Selon Amnesty International France, "40% des femmes" à travers le monde sont obligées d'avorter clandestinement

Cécile Coudriou, présidente d'Amnesty International France, a expliqué, jeudi soir sur franceinfo, que le droit des femmes à avorter n'est pas préservé en France et qu'il faut rester "vigilant".

La présidente d\'Amnesty International France Cécile Coudriou, le 21 février 2018, à Paris.
La présidente d'Amnesty International France Cécile Coudriou, le 21 février 2018, à Paris. (FRANCOIS GUILLOT / AFP)

Alors que la Journée internationale des droits des femmes se tient, jeudi 8 mars, la présidente d'Amnesty International France Cécile Coudriou a tenu à rappeler que "60% des femmes aujourd'hui dans le monde ont accès librement à l'avortement. Donc, 40% des femmes dans le monde se trouvent confrontées à des difficultés qui mettent parfois en danger leur propre santé voire leur vie".

"Toutes les 9 secondes, une femme dans le monde pratique un avortement clandestin"

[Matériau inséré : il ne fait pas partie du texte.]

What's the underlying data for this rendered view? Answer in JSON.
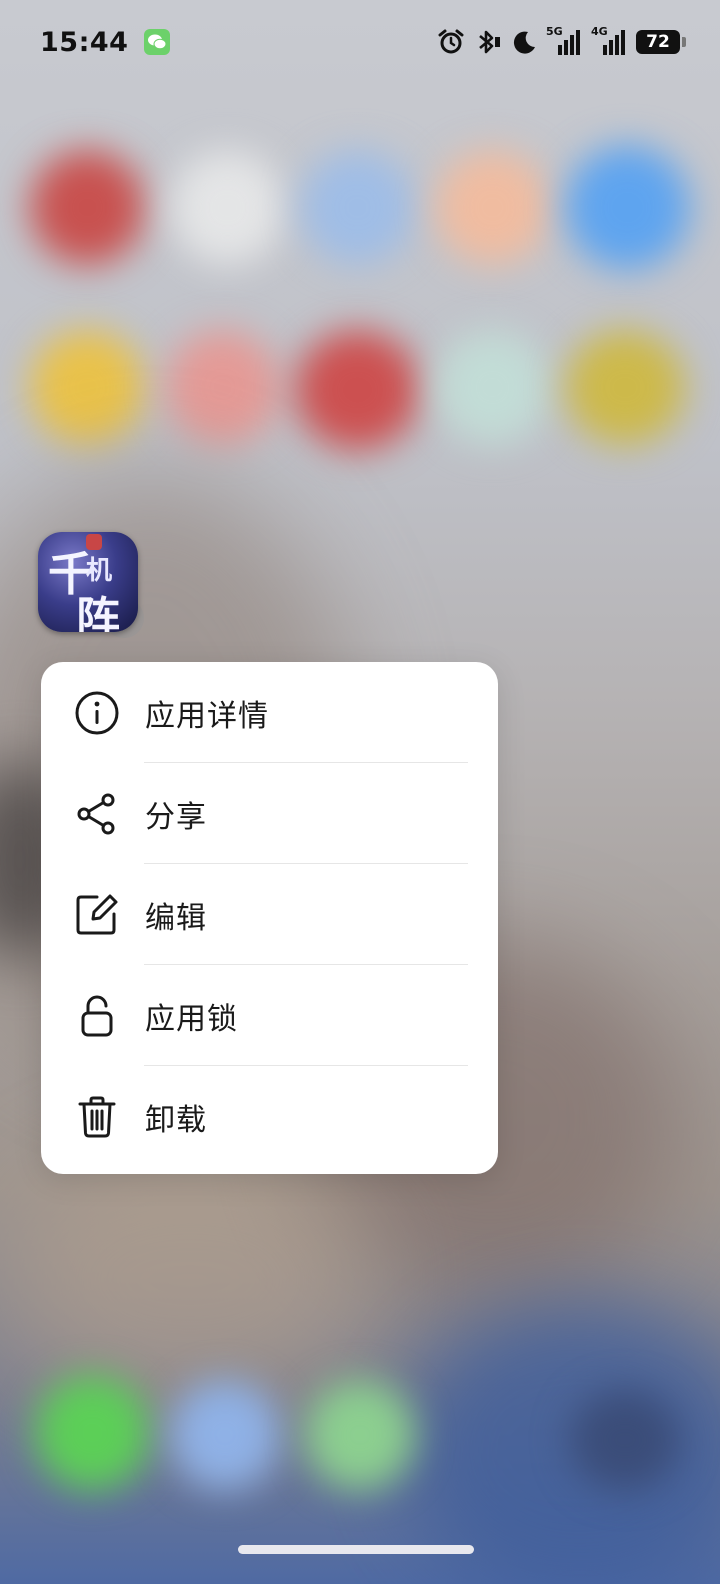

Plus précisément, d'après la présidente, "toutes les 9 secondes, une femme dans le monde est confrontées à ces difficultés et donc pratique un avortement clandestin, a rapporté Cécile Coudriou. Les femmes sont obligées de contourner ces interdictions, bien souvent au péril de leur vie".

À la question de savoir si la France est préservée d'un éventuel retour en arrière concernant le droit des femmes à avorter, Cécile Coudriou est affirmative : la France - comme d'autres pays dans le monde – peut perdre ce droit. "Nous avons pu l'observer à plusieurs reprises dans des manifestations ou des prises de position ou la tentative de créer un site pour détourner les personnes qui voudraient avorter, a prévenu la présidente d'Amnesty International. Donc, en France, comme ailleurs, il faut rester vigilant et maintenir ce combat chaque jour et pas seulement le 8 mars."